A key issue is whether all this extra information and rewards for loyalty will result in demands for more sustainable performance from those who own companies. As well as calling for company bosses to be paid in ways that incentivise sustainable long-term performance, the manifesto rightly shines a critical light on the pay of fund managers employed by institutional shareholders such as pension funds. Often, these managers are paid for short-term financial results, even though the liabilities of those investors—all of our pensions, for instance—are mostly very long-term.
This prompts the thought that institutional investors that incentivise short-term performance when their liabilities are long-term may be in breach of their fiduciary duty as managers of other people's money. Indeed, maybe this incentive mismatch could provide the basis for a lawsuit. Messrs Blood and Gore say they are intrigued by the possibilities for such litigation to drive change, though they are not inclined to bring it themselves. But they do want to see the definition of what it means to be a fiduciary expanded to include an emphasis on sustainable investing.
To their critics, Messrs Blood and Gore simply want to weigh capitalism down with political correctness. Yet they insist that a focus on firms that deliver sustainable results is actually the best long-term investment strategy. That, after all, is why they created Generation. Unlike earlier "green" and "ethical" investment funds, which screened out "bad" companies, effectively sacrificing financial return for purity, Generation set out to outperform the market by finding firms that it expected to do better than average over the long term.
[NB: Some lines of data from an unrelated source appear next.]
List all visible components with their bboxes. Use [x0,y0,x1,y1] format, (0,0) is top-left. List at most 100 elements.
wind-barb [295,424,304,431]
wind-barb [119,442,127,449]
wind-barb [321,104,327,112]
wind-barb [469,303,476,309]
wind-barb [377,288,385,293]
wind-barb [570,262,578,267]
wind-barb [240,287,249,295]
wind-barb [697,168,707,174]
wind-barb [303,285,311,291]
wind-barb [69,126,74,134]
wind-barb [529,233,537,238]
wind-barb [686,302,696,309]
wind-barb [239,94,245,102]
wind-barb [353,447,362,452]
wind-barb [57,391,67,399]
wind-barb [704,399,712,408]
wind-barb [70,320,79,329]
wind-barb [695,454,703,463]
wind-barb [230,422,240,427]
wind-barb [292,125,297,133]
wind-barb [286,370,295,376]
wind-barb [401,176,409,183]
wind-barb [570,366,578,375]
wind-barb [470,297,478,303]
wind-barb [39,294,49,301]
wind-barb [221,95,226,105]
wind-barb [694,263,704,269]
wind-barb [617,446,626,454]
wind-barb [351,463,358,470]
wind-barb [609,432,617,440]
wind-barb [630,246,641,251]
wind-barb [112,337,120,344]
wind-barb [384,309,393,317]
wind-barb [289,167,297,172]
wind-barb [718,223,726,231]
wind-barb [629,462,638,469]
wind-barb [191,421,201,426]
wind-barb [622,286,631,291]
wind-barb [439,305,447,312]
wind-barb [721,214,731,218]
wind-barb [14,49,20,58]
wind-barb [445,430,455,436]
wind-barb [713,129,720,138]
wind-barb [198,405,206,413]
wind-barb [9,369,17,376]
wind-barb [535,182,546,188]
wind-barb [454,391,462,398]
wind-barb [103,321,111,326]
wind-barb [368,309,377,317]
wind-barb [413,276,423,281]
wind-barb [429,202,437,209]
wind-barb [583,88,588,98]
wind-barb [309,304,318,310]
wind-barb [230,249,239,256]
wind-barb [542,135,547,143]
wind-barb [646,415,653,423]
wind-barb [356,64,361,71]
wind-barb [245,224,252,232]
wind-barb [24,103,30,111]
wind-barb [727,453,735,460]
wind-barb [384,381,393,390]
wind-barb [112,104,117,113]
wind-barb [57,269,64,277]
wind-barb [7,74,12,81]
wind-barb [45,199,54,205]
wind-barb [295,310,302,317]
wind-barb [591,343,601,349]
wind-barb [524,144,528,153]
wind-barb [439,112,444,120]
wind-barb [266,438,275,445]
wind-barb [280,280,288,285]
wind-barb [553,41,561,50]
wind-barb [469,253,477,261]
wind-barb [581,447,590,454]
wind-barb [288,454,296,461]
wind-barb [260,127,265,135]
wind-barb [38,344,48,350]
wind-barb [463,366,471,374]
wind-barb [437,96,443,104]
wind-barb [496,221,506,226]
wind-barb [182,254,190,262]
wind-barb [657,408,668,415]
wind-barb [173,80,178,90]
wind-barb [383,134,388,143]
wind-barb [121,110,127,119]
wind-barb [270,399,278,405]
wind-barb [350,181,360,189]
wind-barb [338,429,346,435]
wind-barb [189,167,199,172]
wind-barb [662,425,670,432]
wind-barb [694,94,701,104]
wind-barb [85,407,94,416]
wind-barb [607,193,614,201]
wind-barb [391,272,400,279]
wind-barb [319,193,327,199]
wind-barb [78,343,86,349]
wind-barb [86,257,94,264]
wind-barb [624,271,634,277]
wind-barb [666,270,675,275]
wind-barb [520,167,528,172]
How has Generation performed? Results are only provided to its investors not the public, though there have been rumours that after a decent start, recent performance has disappointed. Mr Gore checks what he can say without breaching disclosure rules before declaring, "safe to say, our original proposition to investors has been met and exceeded." Assuming this means what it appears to, and acknowledging that it would be premature to say that the business case for this approach has been proven beyond doubt, surely such strong performance is one reason why even traditional unsustainable capitalists should give the manifesto a look.